La lecture de la presse est souvent instructive, parfois plus que les questions au Gouvernement. Plusieurs notes de la Dares sont ainsi sorties dans la presse. Une première note fait état de seulement 10 % de retour à l'emploi grâce à une réforme consistant à réduire la durée d'indemnisation, notamment celle des seniors. Je souhaiterais que vous confirmiez ce chiffre.
Une seconde note porte sur la réforme modifiant le coefficient réducteur de la durée d'indemnisation. Je voudrais que vous confirmiez ce que nous avons lu dans Mediapart et ce que nous avons compris de la lecture de la note transmise à Claude Raynal et à Jérôme Guedj : remplacer le coefficient réducteur de 0,75 par un coefficient de 0,6 précipiterait la fin des droits de 400 000 personnes. Le confirmez-vous ? Tandis qu'on nous assure que l'objectif de la réforme n'est pas financier, qu'il s'agit de renvoyer dans l'emploi tous ceux qui s'abîmeraient dans le confort des allocations, confirmez-vous qu'une telle réduction du coefficient de contracyclicité entraînerait une réduction des dépenses d'assurance chômage de l'ordre de 3 milliards par an ?
Je vérifie simplement les chiffres donnés dans ces notes, effectivement relayées par la presse, pour ne pas dire de bêtise.
Je peux vous confirmer que 400 000 personnes environ seraient concernées chaque année par la réduction du coefficient de contracyclicité, ce qui entraînerait des économies de l'ordre de 3 milliards.
Je tiens simplement à signaler que l'impact sur les 400 000 demandeurs d'emploi concernés est très hétérogène : cela peut aller de quelques jours d'indemnisation jusqu'à une durée bien plus importante en fonction de la situation de chacun.
Pour être tout à fait franc, je ne suis pas sûr d'avoir compris d'où vient le chiffre de 10 % que vous avez donné. S'il s'agit du rapport entre les personnes qui retourneraient vers l'emploi du fait de cette réforme et l'ensemble des personnes qu'elle affecterait, il me semble qu'il faut tenir un raisonnement plus prudent sous deux aspects.
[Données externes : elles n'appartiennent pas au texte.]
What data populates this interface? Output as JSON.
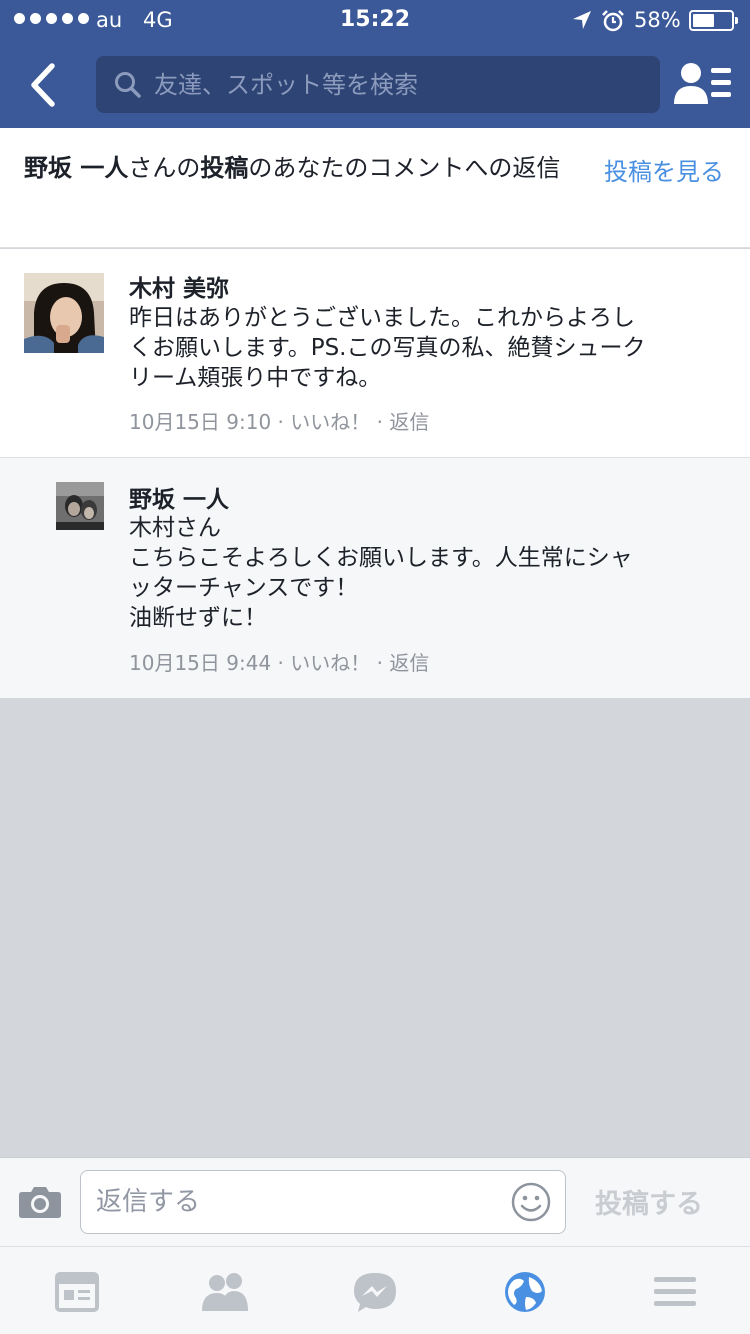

D'abord, s'il est assez simple de calculer le nombre de personnes touchées par la réforme, évaluer l'effet de celle-ci sur le retour à l'emploi dépend beaucoup des hypothèses sous-jacentes au calcul. Pour vous donner un éventail des différentes évaluations, cela va du simple au quintuple. Les chiffres donnés dans cette note sont donc très incertains.
Ensuite, il est préférable de ne pas rapporter les effets sur le retour à l'emploi à la population touchée. Prenons un exemple simple pour nous faire comprendre : supposons une réforme qui touche 1 000 personnes en une heure et qui crée 100 emplois ; dans une telle situation, 10 % des personnes touchées par la réforme retournent vers l'emploi, ce qui pourrait conduire à considérer qu'elle est assez efficace. En revanche, si les 1 000 personnes sont touchées pendant plusieurs mois, il est plus compliqué de conclure qu'elle est efficace. Il faut donc faire attention aux hypothèses sous-jacentes à l'établissement de ce ratio.
Je vous remercie, messieurs, pour les éclairages et les réponses que vous nous avez apportés, ainsi que pour votre participation à nos travaux.
Suspension et reprise de la séance
La séance, suspendue à vingt-deux heures trente, est reprise à vingt-deux heures trente-cinq.
La séance est reprise.
La parole est à Mme la ministre du travail, de la santé et des solidarités.
Évoquer le bilan des réformes de l'assurance chômage depuis 2017, c'est rappeler que le bilan de notre action est guidé par un fil rouge : libérer le travail et l'esprit d'entreprise.
La France doit retrouver durablement le chemin de la croissance. Notre objectif est que tous ceux qui le peuvent puissent retrouver un travail qui leur convient, un travail de qualité, porteur de sens et d'émancipation. En effet, le travail est le meilleur outil d'émancipation, notamment en termes de pouvoir d'achat.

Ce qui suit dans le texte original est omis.